Rowling, who admitted being flattered by Gompertz saying it had “something of Dickens” about it, added: “When I did start writing it I was aware that I was doing a contemporary version of what I love, which is a big, fat 19th Century novel set in a small community.

“So to an extent – swear words notwithstanding – that is what The Casual Vacancy is.

“It is a parochial – literally – novel that’s looking at slicing through a society with everything that that implies. That’s what I wanted to do.”

She added that the huge success of of Harry Potter meant she “had nothing to prove”.

“I certainly don’t mean that in an arrogant way,” she added, “I certainly don’t mean that I think I can’t improve as a writer.
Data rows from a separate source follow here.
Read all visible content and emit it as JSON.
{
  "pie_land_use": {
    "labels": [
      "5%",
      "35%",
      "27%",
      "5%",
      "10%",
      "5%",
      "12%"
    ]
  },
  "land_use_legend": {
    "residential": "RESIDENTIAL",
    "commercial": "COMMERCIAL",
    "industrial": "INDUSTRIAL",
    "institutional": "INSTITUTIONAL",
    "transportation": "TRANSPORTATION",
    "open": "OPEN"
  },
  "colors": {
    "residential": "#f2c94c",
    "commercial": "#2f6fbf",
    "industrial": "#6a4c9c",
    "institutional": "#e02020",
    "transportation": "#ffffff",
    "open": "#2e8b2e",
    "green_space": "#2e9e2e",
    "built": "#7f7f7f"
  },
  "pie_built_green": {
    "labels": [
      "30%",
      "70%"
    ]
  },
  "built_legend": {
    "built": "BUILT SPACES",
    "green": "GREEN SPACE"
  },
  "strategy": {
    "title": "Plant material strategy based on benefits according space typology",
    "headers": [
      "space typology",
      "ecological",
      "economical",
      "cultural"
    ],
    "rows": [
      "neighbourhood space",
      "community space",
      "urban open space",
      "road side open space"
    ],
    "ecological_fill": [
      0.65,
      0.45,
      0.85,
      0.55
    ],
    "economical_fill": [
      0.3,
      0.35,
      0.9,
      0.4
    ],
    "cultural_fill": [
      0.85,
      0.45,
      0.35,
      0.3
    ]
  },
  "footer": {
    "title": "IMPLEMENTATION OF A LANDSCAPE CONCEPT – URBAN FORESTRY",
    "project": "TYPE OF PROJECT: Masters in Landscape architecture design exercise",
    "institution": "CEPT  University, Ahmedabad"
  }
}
“But Harry Potter truly liberated me in the sense that there’s only one reason to write, for me – if I genuinely have something I want to say, and I want to publish it.”

Rowling said she will judge the success of this book by “speaking to readers”.

When the “hype became insane” with the latter Potter books, she described it as “a monster that was out of control” , adding that “speaking to readers really brought you back to what it should be about”.

Her next novel is likely to be for younger readers, although she was keen not to commit herself to anything.

“I think it very likely that the next thing I publish will be for kids,” she said.

“I have a children’s book that I really like. It’s for slightly younger children than the Potter books.”

However, the author admitted she was “proud” of The Casual Vacancy.

“I like it, and if you can say that, however nervous you are on publication day, you’re streets ahead of the game,” she said.

“Because to put out something you’re not that happy with or that you think ‘God, I wish I’d had another year to rework it’ – and I have been in that position – is very different.”

‘Odd thing’ about Leveson

More than 450 million copies of Rowling’s seven Potter books have been sold worldwide.

The novels, about a boy wizard who survives the attack that kills his parents, became a worldwide phenomenon and were turned into eight blockbuster films starring Daniel Radcliffe.

Rowling spoke of the downside of her success, which led to her giving evidence at the recent Leveson Inquiry into media ethics.

“It was a big deal giving evidence to Leveson, because you’re in that paradoxical position of trying to stick up for your privacy whilst slightly invading your own privacy,” she said, adding she had to think “long and hard” about what to tell the inquiry.

“There were a couple of things that didn’t go into the statement,” she said.

“Because even though they represented some of the worst things that had happened to me at the hand of the press, or my family, I would have been invading my own privacy quite seriously to talk about them. So that’s the odd thing about an inquiry like this.”